Prompt Injection Scanner
Scan user input for common prompt-injection and jailbreak patterns before passing it to an LLM. Catches instruction overrides ("ignore previous instructions..."), role-play exploits ("you are DAN"), system-prompt extraction attempts, encoded payloads, and other known patterns. Pattern-based — not foolproof, but cheap defense-in-depth.
How to use the Prompt Injection Scanner
Paste a user message (or any content destined for an LLM prompt). The scanner runs ~30 known prompt-injection patterns and reports matches with severity. Use as one layer of defense — combine with strict system prompts, output filtering, and tool-use allowlists.

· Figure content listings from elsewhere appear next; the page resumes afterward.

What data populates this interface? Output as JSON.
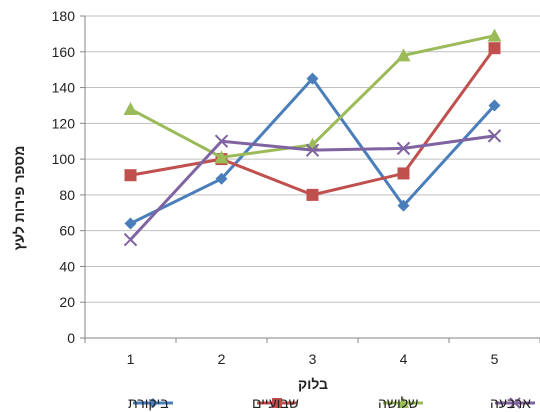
{
  "chart_data": {
    "type": "line",
    "title": "",
    "xlabel": "בלוק",
    "ylabel": "מספר פירות לעץ",
    "categories": [
      "1",
      "2",
      "3",
      "4",
      "5"
    ],
    "ylim": [
      0,
      180
    ],
    "yticks": [
      0,
      20,
      40,
      60,
      80,
      100,
      120,
      140,
      160,
      180
    ],
    "grid": "horizontal",
    "legend_position": "bottom",
    "series": [
      {
        "name": "ביקורת",
        "values": [
          64,
          89,
          145,
          74,
          130
        ],
        "color": "#4a7ebb",
        "marker": "diamond"
      },
      {
        "name": "שבועיים",
        "values": [
          91,
          100,
          80,
          92,
          162
        ],
        "color": "#c0504d",
        "marker": "square"
      },
      {
        "name": "שלושה",
        "values": [
          128,
          101,
          108,
          158,
          169
        ],
        "color": "#9bbb59",
        "marker": "triangle"
      },
      {
        "name": "ארבעה",
        "values": [
          55,
          110,
          105,
          106,
          113
        ],
        "color": "#8064a2",
        "marker": "x"
      }
    ]
  }
}
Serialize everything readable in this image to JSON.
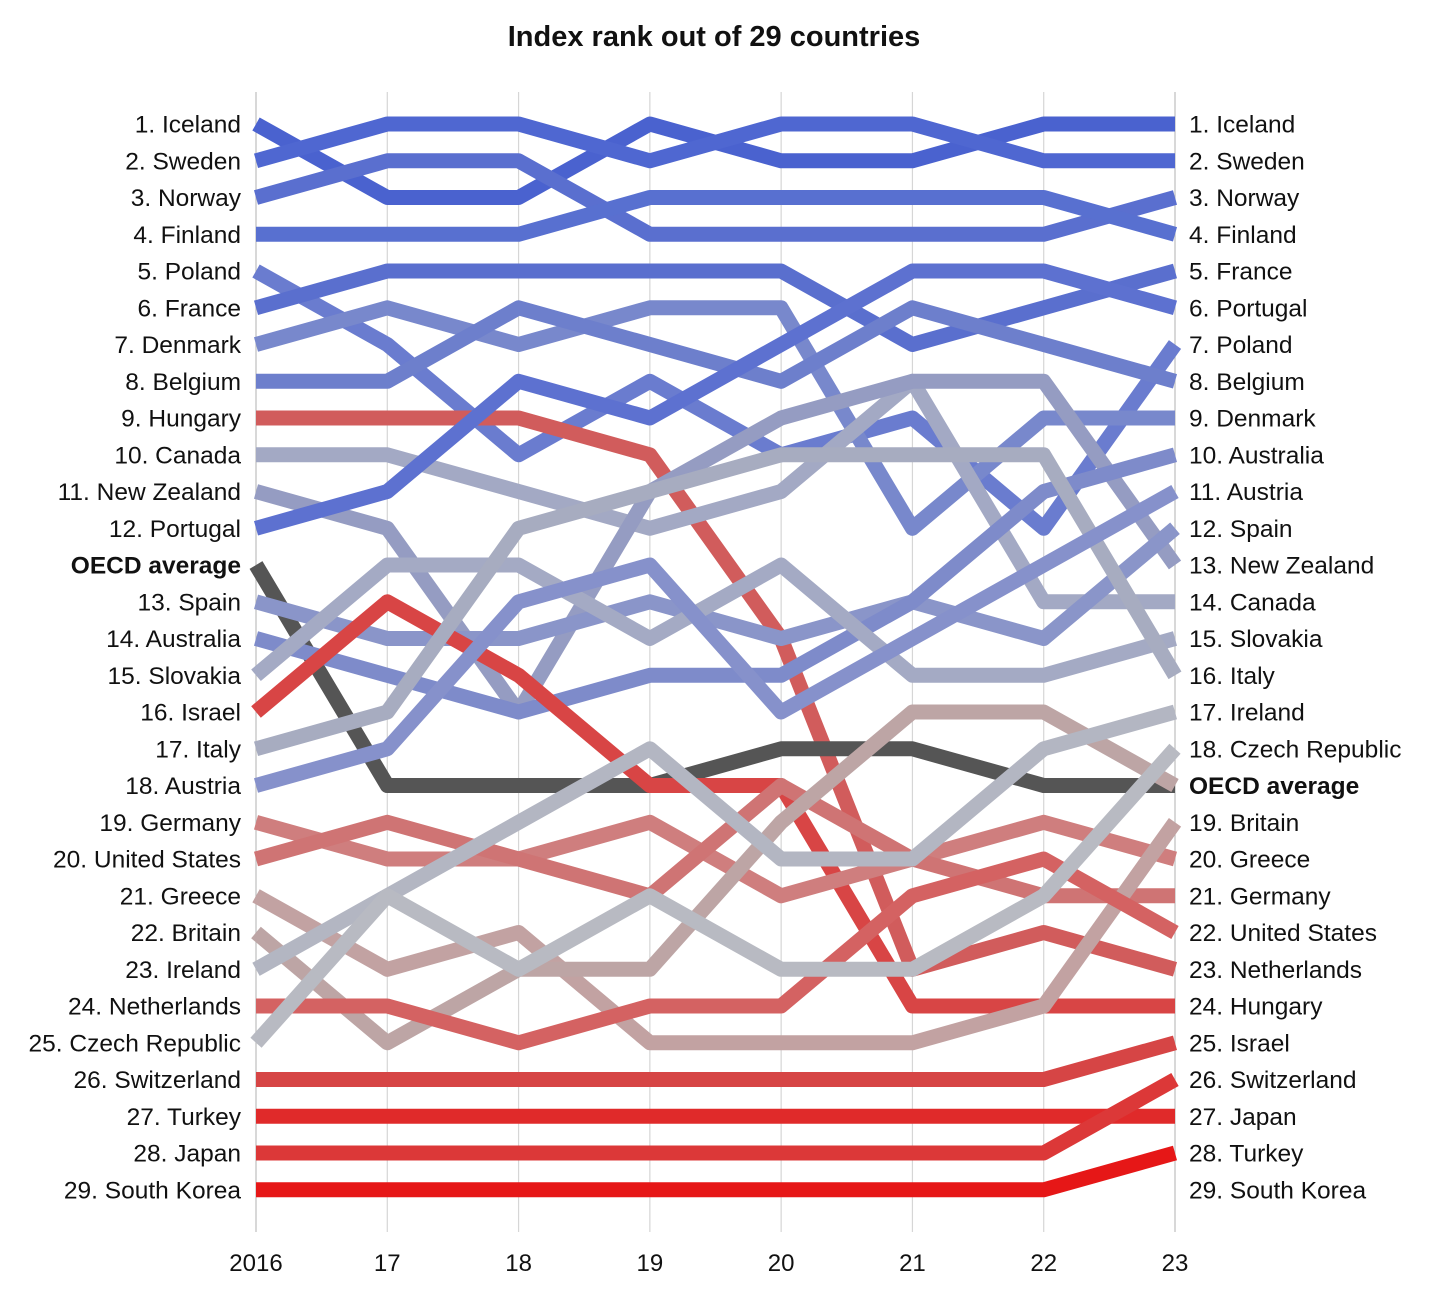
{
  "chart_data": {
    "type": "line",
    "subtype": "bump",
    "title": "Index rank out of 29 countries",
    "x": [
      "2016",
      "2017",
      "2018",
      "2019",
      "2020",
      "2021",
      "2022",
      "2023"
    ],
    "tick_labels": [
      "2016",
      "17",
      "18",
      "19",
      "20",
      "21",
      "22",
      "23"
    ],
    "y_direction": "rank, 1 at top",
    "grid": "vertical lines at each year",
    "series": [
      {
        "name": "Iceland",
        "values": [
          1,
          3,
          3,
          1,
          2,
          2,
          1,
          1
        ],
        "color": "#4a62cf"
      },
      {
        "name": "Sweden",
        "values": [
          2,
          1,
          1,
          2,
          1,
          1,
          2,
          2
        ],
        "color": "#4f67d1"
      },
      {
        "name": "Norway",
        "values": [
          3,
          2,
          2,
          4,
          4,
          4,
          4,
          3
        ],
        "color": "#5a6fcf"
      },
      {
        "name": "Finland",
        "values": [
          4,
          4,
          4,
          3,
          3,
          3,
          3,
          4
        ],
        "color": "#5870d0"
      },
      {
        "name": "Poland",
        "values": [
          5,
          7,
          10,
          8,
          10,
          9,
          12,
          7
        ],
        "color": "#6a7ccf"
      },
      {
        "name": "France",
        "values": [
          6,
          5,
          5,
          5,
          5,
          7,
          6,
          5
        ],
        "color": "#5a6fce"
      },
      {
        "name": "Denmark",
        "values": [
          7,
          6,
          7,
          6,
          6,
          12,
          9,
          9
        ],
        "color": "#7888cc"
      },
      {
        "name": "Belgium",
        "values": [
          8,
          8,
          6,
          7,
          8,
          6,
          7,
          8
        ],
        "color": "#6d7fcc"
      },
      {
        "name": "Hungary",
        "values": [
          9,
          9,
          9,
          10,
          15,
          24,
          23,
          24
        ],
        "color": "#d15c5c"
      },
      {
        "name": "Canada",
        "values": [
          10,
          10,
          11,
          12,
          11,
          8,
          14,
          14
        ],
        "color": "#a3a9c4"
      },
      {
        "name": "New Zealand",
        "values": [
          11,
          12,
          17,
          11,
          9,
          8,
          8,
          13
        ],
        "color": "#959cc2"
      },
      {
        "name": "Portugal",
        "values": [
          12,
          11,
          8,
          9,
          7,
          5,
          5,
          6
        ],
        "color": "#5d71d0"
      },
      {
        "name": "OECD average",
        "values": [
          13,
          19,
          19,
          19,
          18,
          18,
          19,
          19
        ],
        "color": "#555555"
      },
      {
        "name": "Spain",
        "values": [
          14,
          15,
          15,
          14,
          15,
          14,
          15,
          12
        ],
        "color": "#8a95c9"
      },
      {
        "name": "Australia",
        "values": [
          15,
          16,
          17,
          16,
          16,
          14,
          11,
          10
        ],
        "color": "#7e8bca"
      },
      {
        "name": "Slovakia",
        "values": [
          16,
          13,
          13,
          15,
          13,
          16,
          16,
          15
        ],
        "color": "#a4aac4"
      },
      {
        "name": "Israel",
        "values": [
          17,
          14,
          16,
          19,
          19,
          25,
          25,
          25
        ],
        "color": "#d84545"
      },
      {
        "name": "Italy",
        "values": [
          18,
          17,
          12,
          11,
          10,
          10,
          10,
          16
        ],
        "color": "#a7acc0"
      },
      {
        "name": "Austria",
        "values": [
          19,
          18,
          14,
          13,
          17,
          15,
          13,
          11
        ],
        "color": "#8691cb"
      },
      {
        "name": "Germany",
        "values": [
          20,
          21,
          21,
          20,
          22,
          21,
          20,
          21
        ],
        "color": "#cf7e7e"
      },
      {
        "name": "United States",
        "values": [
          21,
          20,
          21,
          22,
          19,
          21,
          22,
          22
        ],
        "color": "#cf7474"
      },
      {
        "name": "Greece",
        "values": [
          22,
          24,
          23,
          26,
          26,
          26,
          25,
          20
        ],
        "color": "#c2a2a2"
      },
      {
        "name": "Britain",
        "values": [
          23,
          26,
          24,
          24,
          20,
          17,
          17,
          19
        ],
        "color": "#bda5a5"
      },
      {
        "name": "Ireland",
        "values": [
          24,
          22,
          20,
          18,
          21,
          21,
          18,
          17
        ],
        "color": "#b3b6c2"
      },
      {
        "name": "Netherlands",
        "values": [
          25,
          25,
          26,
          25,
          25,
          22,
          21,
          23
        ],
        "color": "#d46262"
      },
      {
        "name": "Czech Republic",
        "values": [
          26,
          22,
          24,
          22,
          24,
          24,
          22,
          18
        ],
        "color": "#b8bac2"
      },
      {
        "name": "Switzerland",
        "values": [
          27,
          27,
          27,
          27,
          27,
          27,
          27,
          26
        ],
        "color": "#d64545"
      },
      {
        "name": "Turkey",
        "values": [
          28,
          28,
          28,
          28,
          28,
          28,
          28,
          28
        ],
        "color": "#e02a2a"
      },
      {
        "name": "Japan",
        "values": [
          29,
          29,
          29,
          29,
          29,
          29,
          29,
          27
        ],
        "color": "#dc3838"
      },
      {
        "name": "South Korea",
        "values": [
          30,
          30,
          30,
          30,
          30,
          30,
          30,
          29
        ],
        "color": "#e61717"
      }
    ],
    "left_labels": [
      "1. Iceland",
      "2. Sweden",
      "3. Norway",
      "4. Finland",
      "5. Poland",
      "6. France",
      "7. Denmark",
      "8. Belgium",
      "9. Hungary",
      "10. Canada",
      "11. New Zealand",
      "12. Portugal",
      "OECD average",
      "13. Spain",
      "14. Australia",
      "15. Slovakia",
      "16. Israel",
      "17. Italy",
      "18. Austria",
      "19. Germany",
      "20. United States",
      "21. Greece",
      "22. Britain",
      "23. Ireland",
      "24. Netherlands",
      "25. Czech Republic",
      "26. Switzerland",
      "27. Turkey",
      "28. Japan",
      "29. South Korea"
    ],
    "right_labels": [
      "1. Iceland",
      "2. Sweden",
      "3. Norway",
      "4. Finland",
      "5. France",
      "6. Portugal",
      "7. Poland",
      "8. Belgium",
      "9. Denmark",
      "10. Australia",
      "11. Austria",
      "12. Spain",
      "13. New Zealand",
      "14. Canada",
      "15. Slovakia",
      "16. Italy",
      "17. Ireland",
      "18. Czech Republic",
      "OECD average",
      "19. Britain",
      "20. Greece",
      "21. Germany",
      "22. United States",
      "23. Netherlands",
      "24. Hungary",
      "25. Israel",
      "26. Switzerland",
      "27. Japan",
      "28. Turkey",
      "29. South Korea"
    ],
    "bold_label": "OECD average"
  }
}
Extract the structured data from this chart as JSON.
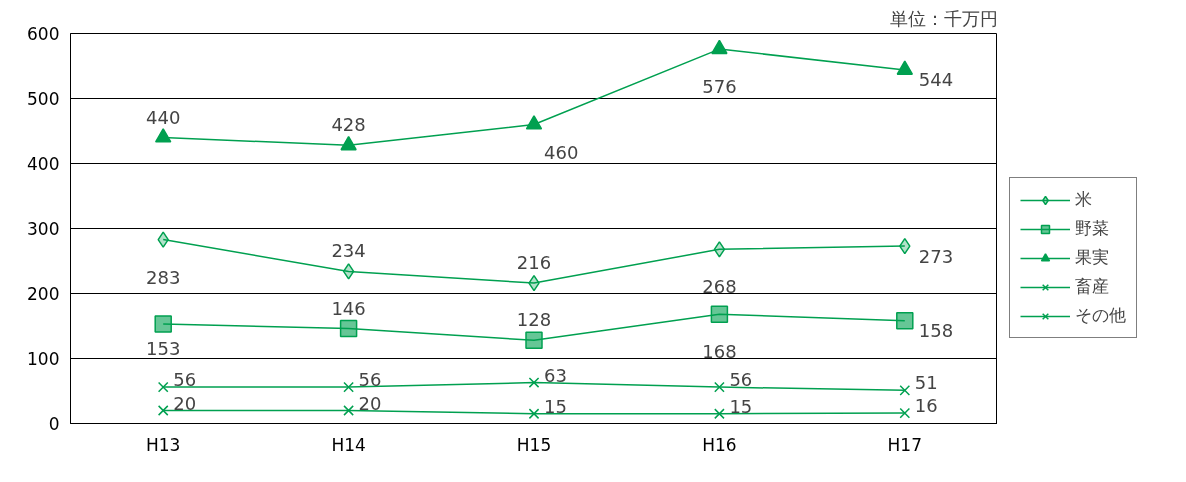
{
  "chart_data": {
    "type": "line",
    "categories": [
      "H13",
      "H14",
      "H15",
      "H16",
      "H17"
    ],
    "series": [
      {
        "name": "米",
        "color": "#00a050",
        "marker": "diamond",
        "values": [
          283,
          234,
          216,
          268,
          273
        ]
      },
      {
        "name": "野菜",
        "color": "#00a050",
        "marker": "square",
        "values": [
          153,
          146,
          128,
          168,
          158
        ]
      },
      {
        "name": "果実",
        "color": "#00a050",
        "marker": "triangle",
        "values": [
          440,
          428,
          460,
          576,
          544
        ]
      },
      {
        "name": "畜産",
        "color": "#00a050",
        "marker": "cross",
        "values": [
          20,
          20,
          15,
          15,
          16
        ]
      },
      {
        "name": "その他",
        "color": "#00a050",
        "marker": "cross",
        "values": [
          56,
          56,
          63,
          56,
          51
        ]
      }
    ],
    "ylim": [
      0,
      600
    ],
    "yticks": [
      0,
      100,
      200,
      300,
      400,
      500,
      600
    ],
    "grid": "y",
    "legend": "right",
    "data_labels": true,
    "annotations": [
      "単位：千万円"
    ]
  }
}
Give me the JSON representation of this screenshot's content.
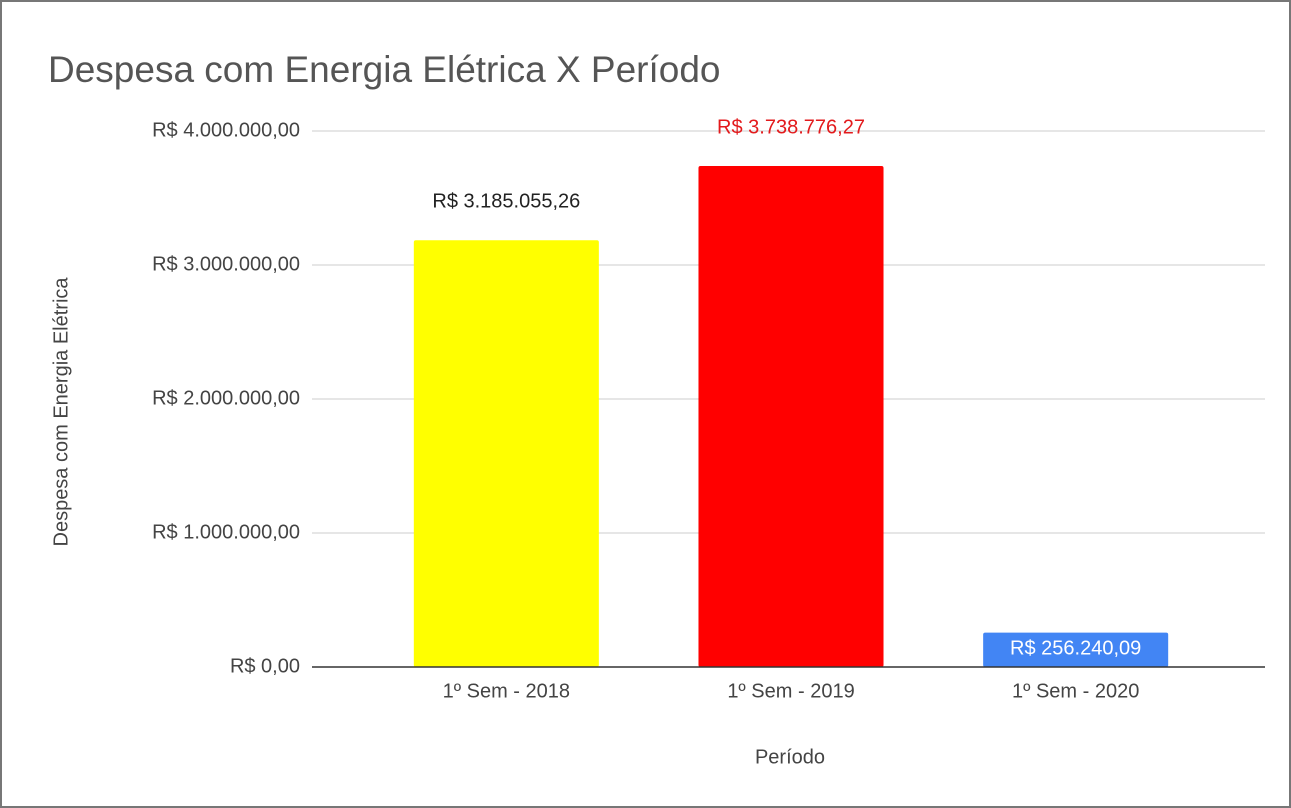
{
  "chart_data": {
    "type": "bar",
    "title": "Despesa com Energia Elétrica X Período",
    "x_label": "Período",
    "y_label": "Despesa com Energia Elétrica",
    "categories": [
      "1º Sem - 2018",
      "1º Sem - 2019",
      "1º Sem - 2020"
    ],
    "values": [
      3185055.26,
      3738776.27,
      256240.09
    ],
    "value_labels": [
      "R$ 3.185.055,26",
      "R$ 3.738.776,27",
      "R$ 256.240,09"
    ],
    "colors": [
      "#ffff00",
      "#ff0000",
      "#4285f4"
    ],
    "value_label_colors": [
      "#222222",
      "#e31a1c",
      "#ffffff"
    ],
    "ylim": [
      0,
      4000000
    ],
    "yticks": [
      {
        "value": 0,
        "label": "R$ 0,00"
      },
      {
        "value": 1000000,
        "label": "R$ 1.000.000,00"
      },
      {
        "value": 2000000,
        "label": "R$ 2.000.000,00"
      },
      {
        "value": 3000000,
        "label": "R$ 3.000.000,00"
      },
      {
        "value": 4000000,
        "label": "R$ 4.000.000,00"
      }
    ],
    "grid": true
  }
}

What this catches (and what it misses)
Pattern-based detection catches the obvious attacks: "ignore previous instructions," common jailbreak preambles (DAN, Developer Mode), Markdown injection, system-prompt extraction patterns, base64-encoded instructions. It misses novel or obfuscated attacks — adversaries can rephrase the same intent in unlimited ways.
For production: use this as the first cheap filter, then add structural mitigations (don't pass tool-call outputs back to the same model that decides what tools to call, sanitize URLs the model returns, never eval model output). Comprehensive surveys live at llm-attacks.org and Anthropic's responsible-scaling docs.